Campé sur le seuil, une canne à la main, une pelisse de fourrure sur les épaules, un chapeau en castor enfoncé jusqu'aux oreilles, mon cousin considérait avec un rien de condescendance mon intérieur modeste.

— Il me convient. Je ne pensais pas te revoir si vite.

Je lui désignai un fauteuil de crin qui avait connu des jours meilleurs, où il se laissa tomber. Son chapeau enlevé, on distinguait mieux les ravages de la nuit sur son visage à la pâleur crayeuse. Ses taches de rousseur ressortaient nettement autour de son nez, long et tombant sur une bouche charnue, pour l'heure un peu gercée.

— Moi non plus, soupira-t-il. Je ne veux pas te déranger dans ton...hum, travail ; j'ai encore un service à te demander.

Évidemment. Je me doutais bien que sa venue n'était pas dictée par une affection subite ou l'expression d'une reconnaissance éternelle. Cela m'aurait d'ailleurs embarrassé.

— Lequel ?

— Grand-Père a pensé qu'un séjour en Italie remettrait Marjorie sur pied. Nous partirons dès qu'elle sera en état de voyager.

Cette destination ranima d'un coup mes souvenirs. Franck s'était rendu en Italie lui aussi, l'été où je traînais ma solitude dans l'attente d'être chassé de Kensington Road.
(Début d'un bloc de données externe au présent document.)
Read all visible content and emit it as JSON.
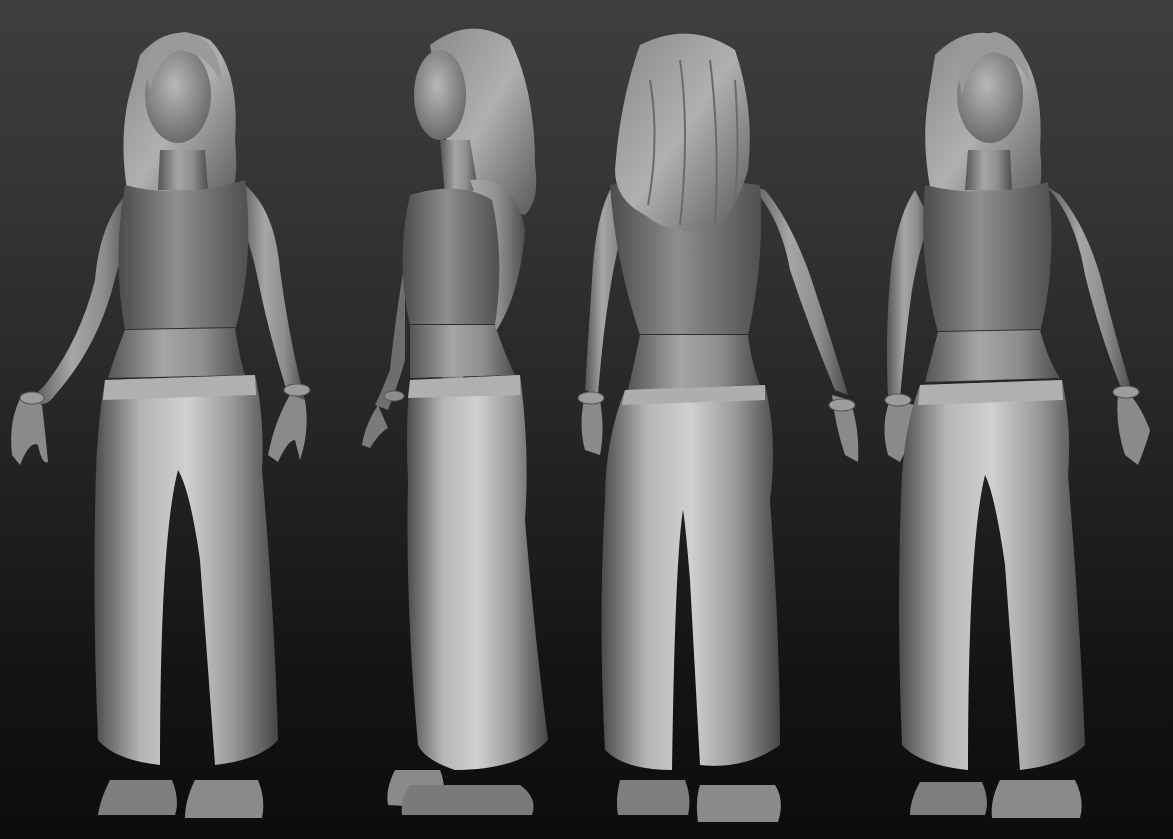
{
  "scene": {
    "colors": {
      "background_top": "#3e3e3e",
      "background_bottom": "#0c0c0c",
      "clay_light": "#c9c9c9",
      "clay_mid": "#8c8c8c",
      "clay_dark": "#3a3a3a"
    },
    "views": [
      {
        "view": "front-three-quarter"
      },
      {
        "view": "side-profile"
      },
      {
        "view": "back"
      },
      {
        "view": "front-three-quarter-mirrored"
      }
    ]
  }
}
Je croyais avoir fait table rase de mon douloureux passé et il n'en était rien. Pourrais-je un jour m'en détacher ?

— Qu'y a-t-il ? s'étonna Bruce. Ce n'est pas une bonne idée ?

— Si : excellente.

— Avant de partir, je dois rompre avec Isolda, mais...
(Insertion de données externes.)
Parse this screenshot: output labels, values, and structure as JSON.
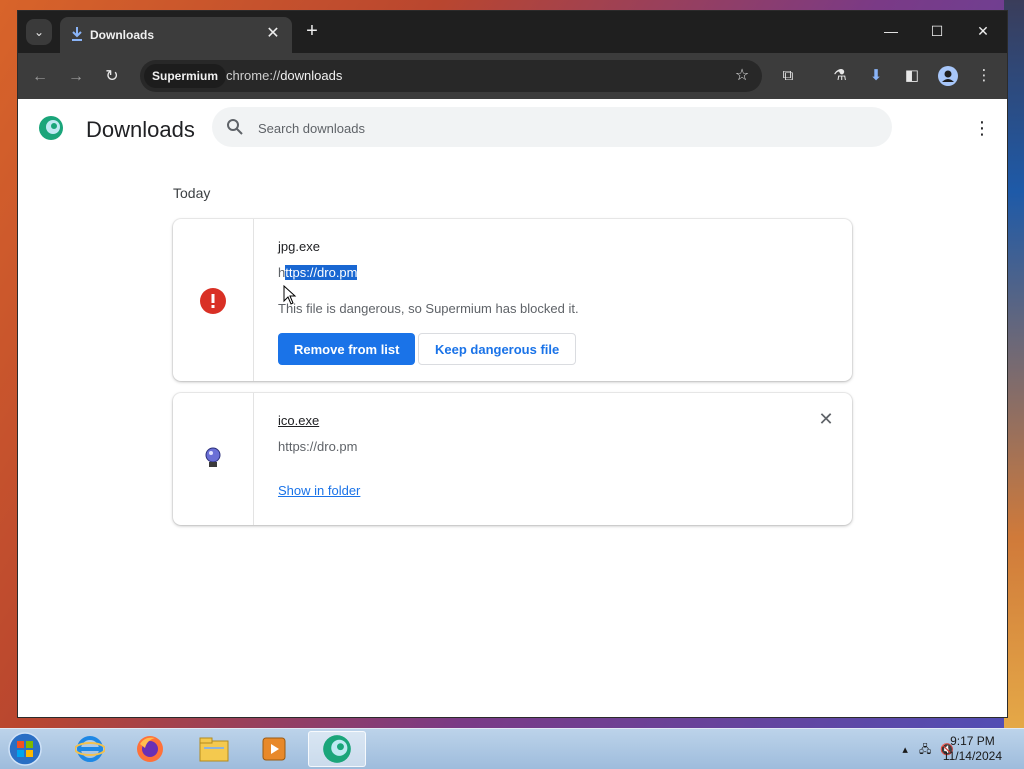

Il s'agitait sur le fauteuil, croisant et décroisant ses longues jambes gainées dans le pantalon étroit à la mode. Ses doigts constellés d'éphélides froissaient son écharpe de soie blanche.

— Tu n'as aucune envie de le lui dire en face, complétai-je, écœuré. Si j'ai bien compris, tu comptes sur moi.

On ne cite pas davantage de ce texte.